Bayern Füracker verleiht neun Mal den "Dialektpreis Bayern"

Heimatminister Albert Füracker (CSU). Foto: Matthias Balk/Archiv Foto: dpa

München (dpa/lby) - Heimatminister Albert Füracker (CSU) hat neun Preisträger mit dem "Dialektpreis Bayern" ausgezeichnet. "Der Dialekt ist mit der Heimat eng verwoben und ist gelebte Kultur. Er schafft das Gefühl von Vertrautheit und Geborgenheit und zählt zum kulturellen Erbe Bayerns", sagte Füracker am Dienstagabend in München. Die Gewürdigten trügen durch ihr Schaffen und ihre Projekte dazu bei, dass Dialekte in Bayern gepflegt und erforscht würden.

Für jeden Regierungsbezirk ist jeweils einer der mit 1000 Euro dotierten Preise vorgesehen. Für Schwaben werden wegen der beiden Sprachregionen Allgäu und Nord-/Mittelschwaben zwei Auszeichnungen vergeben. Außerdem gibt es einen Preis für die sudetendeutsche Mundartpflege.

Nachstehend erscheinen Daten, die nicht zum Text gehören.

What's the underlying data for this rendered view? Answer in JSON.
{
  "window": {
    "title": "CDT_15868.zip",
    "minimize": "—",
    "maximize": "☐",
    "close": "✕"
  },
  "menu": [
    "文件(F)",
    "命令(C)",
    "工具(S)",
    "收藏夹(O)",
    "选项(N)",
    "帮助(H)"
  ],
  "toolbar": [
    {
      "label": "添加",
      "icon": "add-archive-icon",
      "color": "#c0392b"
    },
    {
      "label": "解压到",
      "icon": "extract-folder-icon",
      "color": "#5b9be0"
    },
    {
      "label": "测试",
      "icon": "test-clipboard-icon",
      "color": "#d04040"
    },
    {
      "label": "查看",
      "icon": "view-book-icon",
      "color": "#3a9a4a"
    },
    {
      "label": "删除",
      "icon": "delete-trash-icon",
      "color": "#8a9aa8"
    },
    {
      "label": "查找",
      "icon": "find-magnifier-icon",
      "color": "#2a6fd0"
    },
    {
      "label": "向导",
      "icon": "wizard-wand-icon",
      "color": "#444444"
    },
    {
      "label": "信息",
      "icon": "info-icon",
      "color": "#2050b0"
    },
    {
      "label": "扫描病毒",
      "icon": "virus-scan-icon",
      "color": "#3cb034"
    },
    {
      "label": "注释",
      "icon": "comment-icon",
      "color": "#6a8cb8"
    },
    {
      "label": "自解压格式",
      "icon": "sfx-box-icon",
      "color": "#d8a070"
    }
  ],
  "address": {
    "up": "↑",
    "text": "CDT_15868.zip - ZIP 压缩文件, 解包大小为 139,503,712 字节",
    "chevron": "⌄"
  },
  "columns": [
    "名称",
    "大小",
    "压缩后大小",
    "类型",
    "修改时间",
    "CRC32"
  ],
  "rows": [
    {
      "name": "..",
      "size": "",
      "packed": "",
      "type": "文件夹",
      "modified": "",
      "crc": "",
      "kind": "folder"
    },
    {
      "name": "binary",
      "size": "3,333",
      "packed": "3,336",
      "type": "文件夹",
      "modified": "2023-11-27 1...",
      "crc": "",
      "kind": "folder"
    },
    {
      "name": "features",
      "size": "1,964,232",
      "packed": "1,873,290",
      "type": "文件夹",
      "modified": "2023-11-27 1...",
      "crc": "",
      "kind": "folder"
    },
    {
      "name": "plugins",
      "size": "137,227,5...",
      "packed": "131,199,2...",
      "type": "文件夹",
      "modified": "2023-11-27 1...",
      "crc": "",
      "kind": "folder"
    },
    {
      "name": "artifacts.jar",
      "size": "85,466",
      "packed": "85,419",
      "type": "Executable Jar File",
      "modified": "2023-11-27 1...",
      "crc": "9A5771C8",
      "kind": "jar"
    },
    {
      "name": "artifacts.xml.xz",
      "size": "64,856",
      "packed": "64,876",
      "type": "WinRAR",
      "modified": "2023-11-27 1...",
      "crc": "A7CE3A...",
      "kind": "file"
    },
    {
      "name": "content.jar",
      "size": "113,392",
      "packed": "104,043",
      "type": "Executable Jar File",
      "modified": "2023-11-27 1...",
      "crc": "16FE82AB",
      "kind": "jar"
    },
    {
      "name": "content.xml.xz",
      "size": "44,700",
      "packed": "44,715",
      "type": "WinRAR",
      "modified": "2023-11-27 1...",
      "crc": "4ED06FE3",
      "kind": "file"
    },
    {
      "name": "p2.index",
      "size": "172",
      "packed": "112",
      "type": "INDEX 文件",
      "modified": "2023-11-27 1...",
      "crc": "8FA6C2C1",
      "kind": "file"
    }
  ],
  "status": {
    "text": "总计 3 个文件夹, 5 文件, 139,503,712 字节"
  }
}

Für Oberbayern erhielt den Preis Professor Anthony Rowley. Der Sprachwissenschaftler mit britischen Wurzeln erforsche als Redaktionsleiter des Bayerischen Wörterbuchs seit 1988 im Auftrag die bairischen Dialekte. Vielen sei er durch den Beitrag "Host mi?" in der Fernsehsendung "Wir in Bayern" bekannt.

In Niederbayern wurde das Cimbern-Kuratorium-Bayern prämiert. Der Verein hat sich zur Aufgabe gemacht, Sprache und Kultur der Zimbern zu pflegen. Die zimbrische Sprache, die als ältester bairischer Dialekt gilt, wurde den Angaben zufolge durch Siedler aus Oberbayern zwischen 1050 und 1350 nach Oberitalien gebracht und ist dort in einzelnen Sprachinseln nach wie vor lebendig.

Für den Bezirk Oberpfalz zeichnete Füracker das Projektseminar des Stiftland-Gymnasiums Tirschenreuth mit dem Titel "Dirscharad - dou samma daham" aus. Dabei brachten die Gymnasiasten Grundschülern mit Witzen, Gedichten und Spielen den Dialekt näher und erstellten daraus eine Broschüre.

Aus Oberfranken erhielt der Musiker David Saam den Preis. Saam öffne fränkische Volksmusik für Einflüsse aus aller Welt und zeige, wie völkerverbindend Musik sein könne, hieß es. Im vergangenen Jahr brachte Saam fränkische Mundart-Kinderlieder heraus und ist unter anderem bei der Band "Boxgalopp" Akkordeonist.

Ebenso ausgezeichnet wurde der mittelfränkische Liedermacher, Schriftsteller und Mundartdichter Günter Stössel. Zuletzt übersetzte Stössel unter anderem Texte von Wilhelm Busch und zwei Bände der Asterix-Mundartreihe in den fränkischen Dialekt.

In Unterfranken erhielt die Theatermacherin Veronika Klose die Auszeichnung. Sie ist seit 30 Jahren Mitglied im Kuratorium der Arbeitsgemeinschaft Mundart-Theater Franken. Als Schulrätin habe sich Klose zudem dafür eingesetzt, dass Dialekt auch Platz in den Schulen finde, lobte Füracker.

Für seine Arbeit am Sprachatlas von Bayerisch-Schwaben wurde der Sprachwissenschaftler Manfred Renn geehrt. Für Nord-/Mittelschwaben erhielt der Leiter des Pfaffenhofener Theaters, Nikolaus Maucher, die Auszeichnung. Den Preis für die Pflege der sudetendeutschen Mundart erhielten die Musiker und Kabarettisten der Band "Mauke" - Wolfgang Klemm, Michael Siegmund, Herbert Stumpe, Sven Siegmund, Björn Siegmund und Dieter Schaurich. Die Gruppe ist im Kaufbeurer Ortsteil Neugablonz beheimatet, einem von fünf bayerischen Vertriebenenstädten, die nach dem Zweiten Weltkrieg gegründet wurden.